The world knows what is taking place in the Middle East. The news is circulating at incredible speed. Politicians barely have time to read the cables coming in by the hour. Everyone is aware of the importance of what is occurring there.

After 18 days of harsh battling, the Egyptian people attained an important objective: to defeat the United States’ principal ally in the heart of the Arab countries. Mubarak was oppressing and plundering his own people, he was an enemy of the Palestinians and an accomplice of Israel, the sixth nuclear power on the planet, associated with the military NATO group.

The Egyptian Armed Forces, under the command of Gamal Abdel Nasser, had overthrown a submissive king and created the Republic which, with support from the USSR, defended the homeland from the Franco-British and Israeli invasion in 1956 and retained possession of the Suez Canal and the independence of this millennial nation.

Thus Egypt enjoyed a high level of prestige in the Third World. Nasser was known as one of the most outstanding leaders of the Non-Aligned Movement, which he participated in creating, together with other eminent leaders of Asia, Africa and Oceania who were fighting for national liberation and political and economic independence from the former colonies.

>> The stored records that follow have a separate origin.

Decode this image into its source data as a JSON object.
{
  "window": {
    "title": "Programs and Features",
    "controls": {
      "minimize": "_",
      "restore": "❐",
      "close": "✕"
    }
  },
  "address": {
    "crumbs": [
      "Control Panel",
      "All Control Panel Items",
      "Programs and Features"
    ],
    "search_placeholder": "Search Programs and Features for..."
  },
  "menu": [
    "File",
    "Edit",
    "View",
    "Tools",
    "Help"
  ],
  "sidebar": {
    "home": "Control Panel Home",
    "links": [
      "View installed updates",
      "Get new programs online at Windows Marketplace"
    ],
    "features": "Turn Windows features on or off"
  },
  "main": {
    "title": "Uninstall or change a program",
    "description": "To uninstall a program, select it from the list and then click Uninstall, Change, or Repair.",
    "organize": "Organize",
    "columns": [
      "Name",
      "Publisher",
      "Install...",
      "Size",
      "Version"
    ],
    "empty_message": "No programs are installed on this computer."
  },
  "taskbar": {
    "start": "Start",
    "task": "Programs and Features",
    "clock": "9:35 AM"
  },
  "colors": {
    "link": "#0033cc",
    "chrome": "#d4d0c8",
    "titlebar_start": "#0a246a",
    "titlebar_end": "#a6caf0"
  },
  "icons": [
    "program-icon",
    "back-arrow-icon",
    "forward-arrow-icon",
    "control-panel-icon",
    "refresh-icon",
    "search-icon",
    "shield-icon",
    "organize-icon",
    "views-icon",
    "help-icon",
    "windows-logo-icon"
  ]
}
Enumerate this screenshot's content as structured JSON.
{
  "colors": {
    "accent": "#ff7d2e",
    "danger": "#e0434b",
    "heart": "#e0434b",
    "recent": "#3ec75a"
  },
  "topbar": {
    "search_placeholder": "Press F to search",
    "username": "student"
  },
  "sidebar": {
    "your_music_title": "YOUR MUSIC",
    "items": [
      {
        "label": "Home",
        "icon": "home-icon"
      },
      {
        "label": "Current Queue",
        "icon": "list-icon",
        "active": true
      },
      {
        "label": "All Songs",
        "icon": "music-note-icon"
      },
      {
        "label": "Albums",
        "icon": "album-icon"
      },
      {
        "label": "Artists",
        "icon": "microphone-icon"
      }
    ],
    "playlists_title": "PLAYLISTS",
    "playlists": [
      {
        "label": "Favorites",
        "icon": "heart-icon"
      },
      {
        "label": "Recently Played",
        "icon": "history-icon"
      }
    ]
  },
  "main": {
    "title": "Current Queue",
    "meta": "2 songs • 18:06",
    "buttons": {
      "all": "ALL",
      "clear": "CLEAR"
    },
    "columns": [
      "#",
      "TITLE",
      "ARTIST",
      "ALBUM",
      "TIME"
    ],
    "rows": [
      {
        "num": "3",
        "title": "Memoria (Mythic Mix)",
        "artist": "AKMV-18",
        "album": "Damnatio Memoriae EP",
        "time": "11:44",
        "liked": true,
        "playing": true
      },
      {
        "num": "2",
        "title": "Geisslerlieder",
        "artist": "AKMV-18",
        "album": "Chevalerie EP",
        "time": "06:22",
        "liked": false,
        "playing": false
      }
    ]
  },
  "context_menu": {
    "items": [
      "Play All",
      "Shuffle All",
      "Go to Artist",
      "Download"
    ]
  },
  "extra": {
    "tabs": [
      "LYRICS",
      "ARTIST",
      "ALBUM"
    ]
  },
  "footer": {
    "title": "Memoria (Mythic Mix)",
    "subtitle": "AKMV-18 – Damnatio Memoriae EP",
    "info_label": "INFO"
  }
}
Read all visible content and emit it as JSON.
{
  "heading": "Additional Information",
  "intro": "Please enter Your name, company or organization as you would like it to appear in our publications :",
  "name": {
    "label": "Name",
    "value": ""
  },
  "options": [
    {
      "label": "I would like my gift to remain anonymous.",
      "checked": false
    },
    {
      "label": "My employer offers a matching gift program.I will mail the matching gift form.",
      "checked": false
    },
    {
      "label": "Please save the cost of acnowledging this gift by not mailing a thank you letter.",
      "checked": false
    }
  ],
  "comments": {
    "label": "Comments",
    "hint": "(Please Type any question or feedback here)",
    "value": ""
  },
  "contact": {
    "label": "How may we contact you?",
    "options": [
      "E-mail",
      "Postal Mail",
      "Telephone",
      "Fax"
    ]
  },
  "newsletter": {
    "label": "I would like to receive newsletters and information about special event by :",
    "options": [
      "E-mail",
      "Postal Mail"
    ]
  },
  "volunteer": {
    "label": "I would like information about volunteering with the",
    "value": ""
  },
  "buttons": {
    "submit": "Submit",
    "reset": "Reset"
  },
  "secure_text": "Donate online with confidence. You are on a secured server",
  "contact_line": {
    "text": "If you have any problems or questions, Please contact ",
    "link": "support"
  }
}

Egypt always enjoyed the support and respect of the above-mentioned international organization which brings together more than 100 countries. That sister nation currently presides over the Movement for the three-year period established; and the support of many of its members for the struggle which its people are now waging will not be slow in coming.

What did the Camp David Accords signify, and why are the heroic Palestinian people so passionately defending their most vital rights?

At Camp David – with the mediation of the then U.S. President Jimmy Carter – the Egyptian leader Anwar al-Sadat and Israeli Prime Minister Menachem Begin signed the famous accords between Egypt and Israel.

It is said that they held secret talks during 12 days and, on September 17, 1979, signed two important accords: one referring to peace between Egypt and Israel, and another related to the creation of an autonomous territory in the Gaza Strip and the West Bank, which Al-Sadat thought – and Israel knew and shared the idea – would be the headquarters of the Palestinian state, whose existence, as well as that of the state of Israel, the United Nations Organization agreed on November 29, 1947, during the British Mandate of Palestine.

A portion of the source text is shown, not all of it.